Observing the actions of Sir Paul McCartney can be of great help to marketers who want to understand how to attract the Baby Boomer generation ("boomers"). Aged 63, Sir Paul tells boomers (through his new album) to "Never Stop Doing What You Love". And, in common with today's youth, that's exactly what the boomers are doing.
Marketers who try to analyse the growth potentials from young shoppers and older shoppers have overlooked a third option, according to WSL Strategic Retail. Given the composition of the population, there is actually very little choice between the youth market and the older consumer: Success demands that marketers have them both, and this can be done by simply focusing less on their differences and more on the similar benefits they expect from products and services.

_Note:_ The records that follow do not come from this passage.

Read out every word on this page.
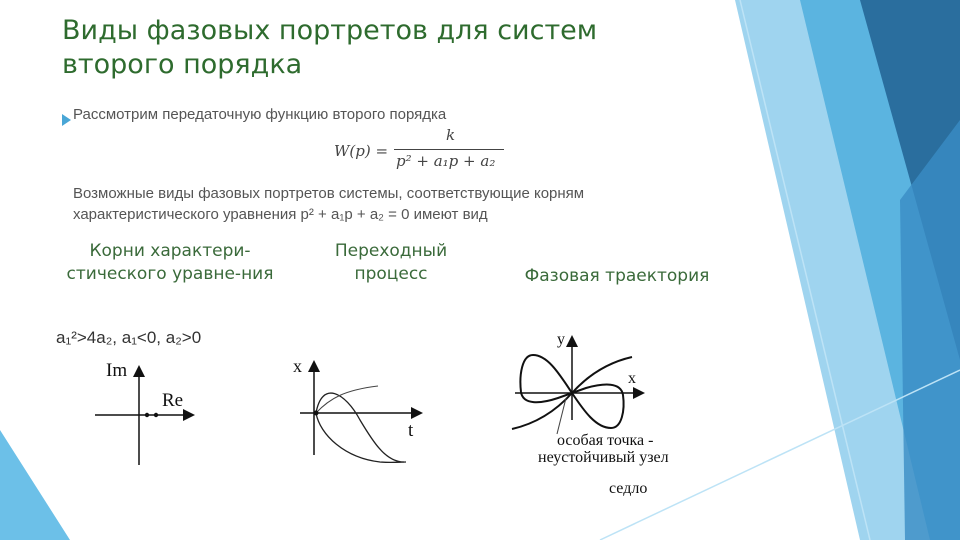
Виды фазовых портретов для систем второго порядка
Рассмотрим передаточную функцию второго порядка
W(p) =
k
p² + a₁p + a₂
Возможные виды фазовых портретов системы, соответствующие корням характеристического уравнения p² + a₁p + a₂ = 0 имеют вид
Корни характери-стического уравне-ния
Переходный процесс	Фазовая траектория
a₁²>4a₂, a₁<0, a₂>0
Im
Re
x
t
y
x
особая точка -
неустойчивый узел
седло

Those who stop to look at the population statistics on the ageing of American citizens will find that nearly 77 million people make up one-quarter of the nation's population and control half of the nation's consumer spending (approximately US$2 trillion dollars). But how does that translate into a sales opportunity for specific categories? Well, many marketers have already decided that the rewards of boomer sales don't offset the risk of identifying the brand with "old people" (something often seen as "the kiss of death" in our increasingly youth-driven culture). But the tide is slowly turning, WSL suggests.
As so many boomers reach 50 and 60, there is the real risk that avoiding these consumers leads them to reduce their spending in each category. Shoppers of every age buy more because advertising entices them - and without advertising to tempt them, they may revert to extreme rational behaviour and decide that they don't need to try a different cereal, buy another pair of shoes, or take a holiday in Spring. WSL advises that boomers must become part of every company's advertising message to further encourage cross-selling and product/service sampling.
WSL's concept of "ageless marketing" involves not looking for the differences created by ageing and instead focusing on the similarities between shoppers, regardless of their age. There is no age associated with the desire to create a dream kitchen, have hair that is full and shiny, turn soup into a quick meal, and find the lowest price. Age does not define the desire to look good and be smart shopper.
The company's ongoing research study, entitled 'How America Shops', interviews 6,000 shoppers every year. This year the company worked hard to find the differences between boomers and adults under 40. For the most part, there are very few differences: They shop alike, make similar choices, and are equally enticed to try new products. But differences appear where they are least expected, in categories driven by ageing (such as blood pressure devices and pregnancy test kits), and in categories where older shoppers need a little longer to begin participating fully (such as creating their own music CDs).
According to WSL, what is most important to succeed with boomers is age diversity in the overall marketing message. Include people over 40 in the message and give them a product that they want to buy again.